Admissions Director Colleen Fortuna initiated the relationship between Buckley and Facing History by applying for a grant in the spring of 2018 for teacher scholarships to attend summer workshops.

That July and August, Head of Upper School Mercer Hall and Literacy Specialist Laura Uhr participated in “Teaching To Kill A Mockingbird,” a multi-day session about the legacy of race and literary “classics.”

Library Director and history teacher Patricia Russac and English teacher Natasha Chadha engaged in a weeklong workshop about “Immigration In A Changing World: Identity, Citizenship And Belonging.” During this most recent summer, English Teacher Maria Newman attended a seminar on “Democracy At Risk: Holocaust And Human Behavior.”

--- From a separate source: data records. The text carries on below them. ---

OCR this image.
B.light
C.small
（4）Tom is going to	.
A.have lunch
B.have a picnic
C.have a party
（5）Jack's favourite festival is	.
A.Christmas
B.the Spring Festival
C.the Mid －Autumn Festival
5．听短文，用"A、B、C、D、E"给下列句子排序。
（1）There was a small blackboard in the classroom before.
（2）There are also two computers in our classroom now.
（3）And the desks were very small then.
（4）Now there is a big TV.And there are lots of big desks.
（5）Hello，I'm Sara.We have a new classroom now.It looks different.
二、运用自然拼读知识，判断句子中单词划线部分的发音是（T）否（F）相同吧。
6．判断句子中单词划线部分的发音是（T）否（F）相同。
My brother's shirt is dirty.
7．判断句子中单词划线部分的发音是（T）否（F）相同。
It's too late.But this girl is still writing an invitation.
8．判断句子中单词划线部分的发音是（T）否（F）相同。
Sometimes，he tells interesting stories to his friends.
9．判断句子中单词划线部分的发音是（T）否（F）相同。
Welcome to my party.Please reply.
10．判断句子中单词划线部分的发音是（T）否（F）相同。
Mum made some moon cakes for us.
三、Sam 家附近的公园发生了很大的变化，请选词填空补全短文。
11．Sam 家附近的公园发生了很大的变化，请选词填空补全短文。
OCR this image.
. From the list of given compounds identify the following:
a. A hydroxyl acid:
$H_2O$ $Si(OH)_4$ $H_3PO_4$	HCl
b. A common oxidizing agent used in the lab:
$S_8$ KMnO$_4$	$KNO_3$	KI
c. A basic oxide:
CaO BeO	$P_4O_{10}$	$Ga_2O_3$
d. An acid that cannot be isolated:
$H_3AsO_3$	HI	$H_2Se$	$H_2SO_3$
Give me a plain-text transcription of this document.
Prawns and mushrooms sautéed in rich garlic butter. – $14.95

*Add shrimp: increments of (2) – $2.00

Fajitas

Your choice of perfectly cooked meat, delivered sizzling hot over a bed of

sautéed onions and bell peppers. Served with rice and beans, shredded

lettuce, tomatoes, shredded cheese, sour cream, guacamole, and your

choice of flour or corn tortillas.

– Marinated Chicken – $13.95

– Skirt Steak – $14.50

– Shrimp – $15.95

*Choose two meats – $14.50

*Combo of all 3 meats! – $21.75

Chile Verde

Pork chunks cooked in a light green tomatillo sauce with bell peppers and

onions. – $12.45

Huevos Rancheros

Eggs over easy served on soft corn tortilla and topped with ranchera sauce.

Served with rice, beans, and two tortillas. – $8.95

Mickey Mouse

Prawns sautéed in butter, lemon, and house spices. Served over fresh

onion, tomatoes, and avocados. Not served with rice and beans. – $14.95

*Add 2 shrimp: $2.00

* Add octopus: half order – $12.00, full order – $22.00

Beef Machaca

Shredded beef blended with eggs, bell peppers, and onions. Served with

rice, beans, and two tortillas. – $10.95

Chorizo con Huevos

These professional development opportunities have proven extremely valuable. The resource materials combine a Language Arts and social studies approach by incorporating personal memoirs and primary sources into classroom study. Buckley’s educators have a wealth of videos, texts, and frameworks from which to draw in connecting individual student identity to literature, history, and current events.

Leo led a faculty workshop last year about student-centered classrooms in helping to usher in the new block schedule for the Upper School. On Monday, September 23, 2019, Leo returned for an Upper School faculty meeting to help implement the new advisory program. She is also going to be involved in assisting with mentoring for Buckley’s inaugural capstone project.

As part of the partnership, several Buckley teachers and students attended the fall Summit On School Culture in October in Manhattan. The school will also join the Winter Gathering of best practices, and it is looking ahead to the biannual Network Conference and Study Tour about “Working For Justice, Equity and Civic Agency In Our Schools,” in Montgomery, Alabama.

Finally, Leo will be returning to Buckley in April when the school hosts a professional development session for the New York State Association of Independent Schools all about Facing History’s “Community Matters” program.